Given that Sanofi has been stung by generic competition, the idea of acquiring a company whose drugs are difficult to make and therefore expensive to copy must be very appealing. Apparently, Sanofi’s board has authorized Mr. Viehbacher to make a start with a bid of up to $70.00 per share, which works out to about $18.6 billion.

In early August, Sanofi opened low with a bid of $69.00 per share, or $18.3 billion. Some analysts, glossing over GENZ’s manufacturing woes, think the company is worth $80.00 per share, or about $21.2 billion. However, we believe that Sanofi will fight to keep the price to a maximum range of $74.00 to $77.00 per share. Above this level, the deal would likely not add to SNY’s earnings.
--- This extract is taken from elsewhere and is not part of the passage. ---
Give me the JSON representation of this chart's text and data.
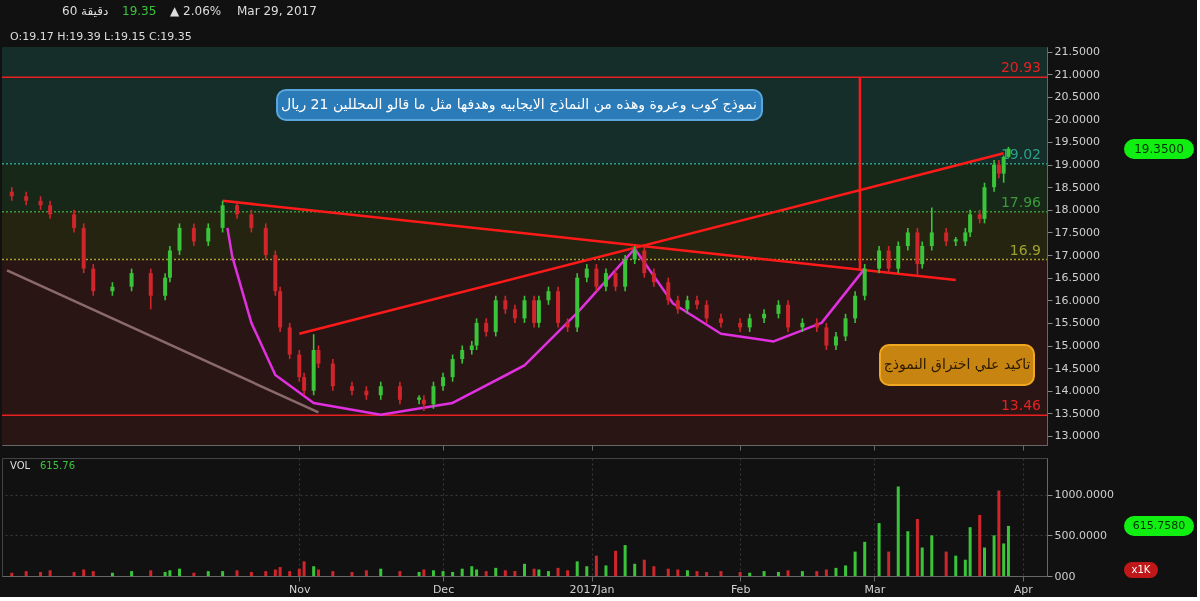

At $70.00 per share, the deal is worth 4.3x revenue; at $74.00 per share, 4.5x; at $78.00 per share, 4.8x; and at $80.00 per share, 4.9x. This is not a particularly low range of multiples for a mature biotech with a broad portfolio of products; for example, Merck KGaA (DE: MRCG) acquired Serono for $15.2 billion, or 4.9x revenue. Still, given the different stages of company growth in our biotech M&A database, valuing a biotech is still a daunting, often idiosyncratic enterprise that has been made no easier by the Great Recession. This deal, if it closes, will be the second largest biotech deal, after Roche’s (SWX: ROCZ.S) $46.8 billion acquisition of Genentech in 2008  and ahead of AstraZeneca’s (NYSE: AZN) $15.3 billion acquisition of MedImmune in 2007.

Anticipating the board’s response is difficult given all the varied interests it embraces. GENZ Chairman and CEO Henri Termeer will likely oppose a sale of the company he has worked so hard and so long to grow. Carl Icahn, the third largest shareholder, will likely want to cash out. But, the second largest shareholder, Ralph Whitworth, whose firm Relational Investors, LLC bought stock in the low $80.00 range in 2008 and owns 4% of the shares outstanding, might well object to a sale in the mid $70.00s, wishing to be made whole on his investment. (Alas, no time machine exists to return us to the halcyon levels before the March 2009 generational bottom). No matter, Sanofi could turn hostile, circumvent the board and go straight to the shareholders with an offer; that is, after all, how the company acquired Aventis in 2004.

We do not anticipate other large companies, acting as a white knight, to enter the lists and bid up the price. The names Glaxo, Johnson & Johnson (NYSE: JNJ) and Pfizer (NYSE: PFE) have all been bandied about, but a bid at a level that is not profitable for Sanofi may well not be profitable for them, either.